Malnutrition and its Solution
There is an interesting hiatus between the perceptions of tribal women and the NGOs regarding the problem of child malnutrition in Madhya Pradesh state in India. While Chato, a Sahariya tribal woman, emphatically states that the lack of land, means of livelihood, electricity and medical facilities are the main barriers to keeping her children alive the NGOs are more concerned about the improper functioning and lack of universalisation of supplementary child nutrition services. Thus while the poor women have hit upon the correct analysis that the lasting solution to the problem of malnutrition is in providing adequate and sustainable livelihood opportunities the NGOs campaigning for an end to malnutrition on the other hand are more concerned with trying to improve the quality of the superficial bandage services being provided by the State. Plants need water at their roots and not on their leaves. The crisis of malnutrition is there among all the poor and Madhya Pradesh is the state with the most number of hungry people in India. However, the children owing to their lower immunity are more prone to die than their elders are.

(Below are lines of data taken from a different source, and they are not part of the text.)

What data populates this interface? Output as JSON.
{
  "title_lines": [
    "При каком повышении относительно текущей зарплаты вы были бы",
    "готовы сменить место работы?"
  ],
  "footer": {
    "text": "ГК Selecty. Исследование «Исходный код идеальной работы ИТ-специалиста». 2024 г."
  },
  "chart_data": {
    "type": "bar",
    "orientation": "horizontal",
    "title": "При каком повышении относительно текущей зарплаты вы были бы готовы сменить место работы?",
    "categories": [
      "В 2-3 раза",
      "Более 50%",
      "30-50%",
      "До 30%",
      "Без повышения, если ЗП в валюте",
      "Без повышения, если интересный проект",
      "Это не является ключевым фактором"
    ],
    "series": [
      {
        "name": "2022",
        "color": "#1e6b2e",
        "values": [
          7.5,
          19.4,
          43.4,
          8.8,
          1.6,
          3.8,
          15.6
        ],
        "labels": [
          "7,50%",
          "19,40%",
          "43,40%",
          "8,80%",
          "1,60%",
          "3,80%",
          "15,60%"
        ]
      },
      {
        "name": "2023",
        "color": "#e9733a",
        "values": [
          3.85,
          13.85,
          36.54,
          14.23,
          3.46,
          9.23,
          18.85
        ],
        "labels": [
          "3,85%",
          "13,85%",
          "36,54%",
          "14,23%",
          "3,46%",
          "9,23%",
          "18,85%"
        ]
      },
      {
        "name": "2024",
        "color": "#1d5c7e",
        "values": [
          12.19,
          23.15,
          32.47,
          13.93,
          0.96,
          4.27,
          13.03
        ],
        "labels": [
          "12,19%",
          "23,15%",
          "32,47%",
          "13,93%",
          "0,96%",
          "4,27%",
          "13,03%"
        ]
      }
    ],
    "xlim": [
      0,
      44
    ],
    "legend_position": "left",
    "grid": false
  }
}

The truth is that devastation of livelihoods in Madhya Pradesh has taken place due to the adoption of wrong agricultural policies over the past forty years or so. The introduction of the cultivation of soyabean in the monsoon season has led to the gradual vanishing of such nutritious crops as jowar, bajra, makka, udad, tuar, moong and groundnut. Simultaneously in the winter season only wheat is sown and the area under gram has been going down. Thus while earlier the poor small farmers used to get nutritious food from their farms they now have to purchase food from the market at exorbitant prices. Moreover while agriculture was a profitable enterprise earlier because of subsidies provided for power and fertilizer now it has become a loss-making proposition due to the withdrawal of subsidies. The problem has been aggravated over time by the fragmentation of land with the increase in population. This has meant that there are now more landless labourers like Chato who get less work and less remuneration and so are in even greater trouble than small landholders.
The Government and the NGOs do not seem to be aware of this fundamental problem of the unsustainability of agriculture. They have also ignored the severe patriarchal oppression that most poor women suffer that makes them work hard on little food and suffer from reproductive health problems in silence apart from bearing a number of children due to male preference. Women's status has been further compromised with the introduction of cash crops as they have lost control over agriculture and the crops that used to be produced for home consumption. Now all the money from the sale of the cash crops is in the control of men who frequently fritter it away in consumption of alcohol or in gambling. Consequently mothers are anaemic with haemoglobin count of 7 or 8 gms per deciliter. Thus, the solution to the secondary problem of malnutrition, not only of children but of adults also, is to first tackle the primary problems of the unsustainability of agriculture and prevalence of severe patriarchal oppression.